India’s domestic stock market saw a positive close on Tuesday, bolstered by favorable global cues and increased market surveillance, as concerns surrounding HMPV eased.
Investors showed buying activity across several sectors, including metals, media, energy, commodities, PSU banks, financial services, pharma, and FMCG.
The Sensex ended at 78,199.11, gaining 234.12 points or 0.30%. The Nifty closed at 23,707.90, up by 91.85 points or 0.39%.
Nifty Bank index rose by 280.15 points, or 0.56%, to settle at 50,202.15. The Nifty Midcap 100 and Nifty Smallcap 100 indices also saw gains, closing at 56,869.3 (up by 502.35 points or 0.89%) and 18,673.45 (up by 248.20 points or 1.35%), respectively.
On the Bombay Stock Exchange (BSE), 2,627 shares closed in the green, while 1,356 shares ended in the red. The number of unchanged stocks was 103.
Market experts say that with positive global cues and no major concerns about HMPV, the domestic market partially rebounded from yesterday’s sharp sell-off, trading within a range as investors awaited India’s critical FY25 GDP advance estimates.
They noted, “In the near term, the market will likely remain cautious, awaiting signs of earnings recovery during the upcoming result season, while also dealing with ongoing FII selling driven by the strengthening dollar, rising US bond yields, and reduced expectations of further rate cuts.”
In terms of sectors, the auto, IT, and consumption segments were the biggest losers.

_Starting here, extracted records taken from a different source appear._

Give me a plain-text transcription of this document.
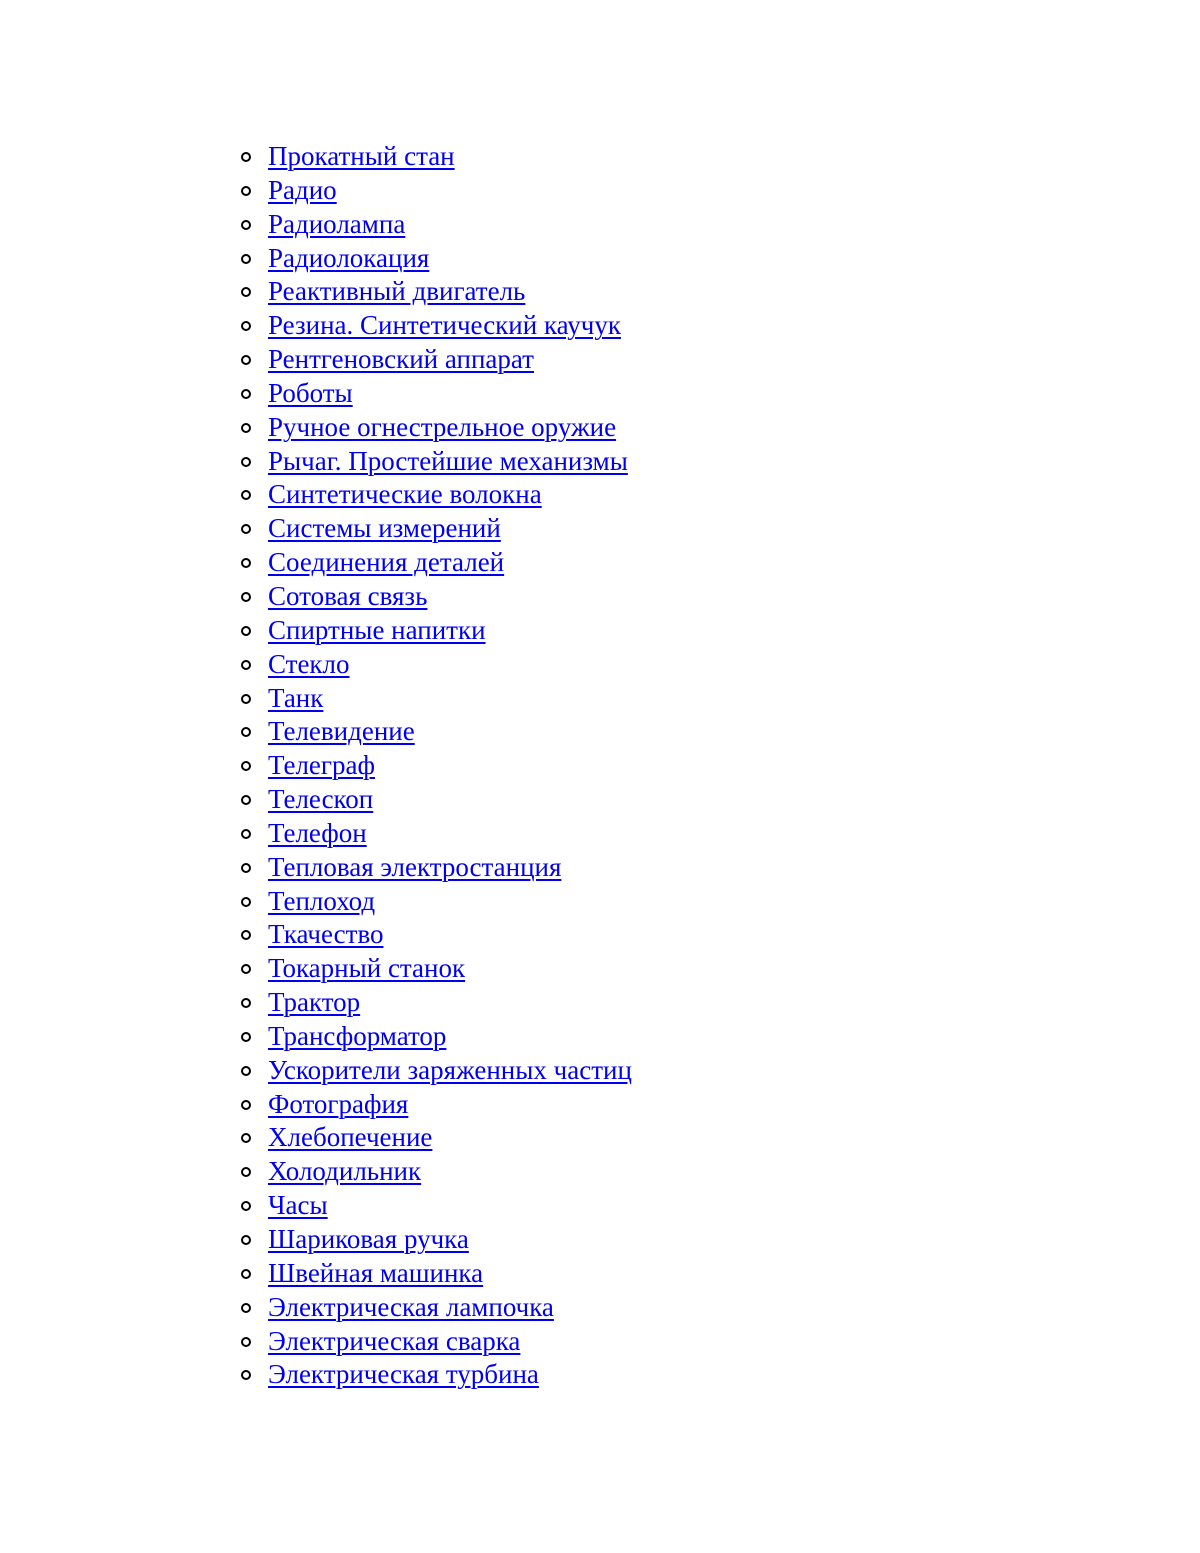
Прокатный стан
Радио
Радиолампа
Радиолокация
Реактивный двигатель
Резина. Синтетический каучук
Рентгеновский аппарат
Роботы
Ручное огнестрельное оружие
Рычаг. Простейшие механизмы
Синтетические волокна
Системы измерений
Соединения деталей
Сотовая связь
Спиртные напитки
Стекло
Танк
Телевидение
Телеграф
Телескоп
Телефон
Тепловая электростанция
Теплоход
Ткачество
Токарный станок
Трактор
Трансформатор
Ускорители заряженных частиц
Фотография
Хлебопечение
Холодильник
Часы
Шариковая ручка
Швейная машинка
Электрическая лампочка
Электрическая сварка
Электрическая турбина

Among the top gainers in the Sensex pack were Tata Motors, ICICI Bank, Asian Paints, Nestle India, UltraTech Cement, L&T, Adani Ports, Tata Steel, IndusInd Bank, Titan, Hindustan Unilever Limited, Sun Pharma, and SBI.
Conversely, Zomato, HCL Tech, TCS, Tech Mahindra, Kotak Mahindra Bank, Infosys, and Bajaj Finserv were among the biggest losers.
Foreign institutional investors (FIIs) sold equities worth Rs 2,575.06 crore on 6 January, while domestic institutional investors (DIIs) bought equities worth Rs 5,749.65 crore.
Experts stated, “As the market approaches critical support and resistance levels, investors are advised to monitor price action closely and adopt a cautious stance in the coming sessions.”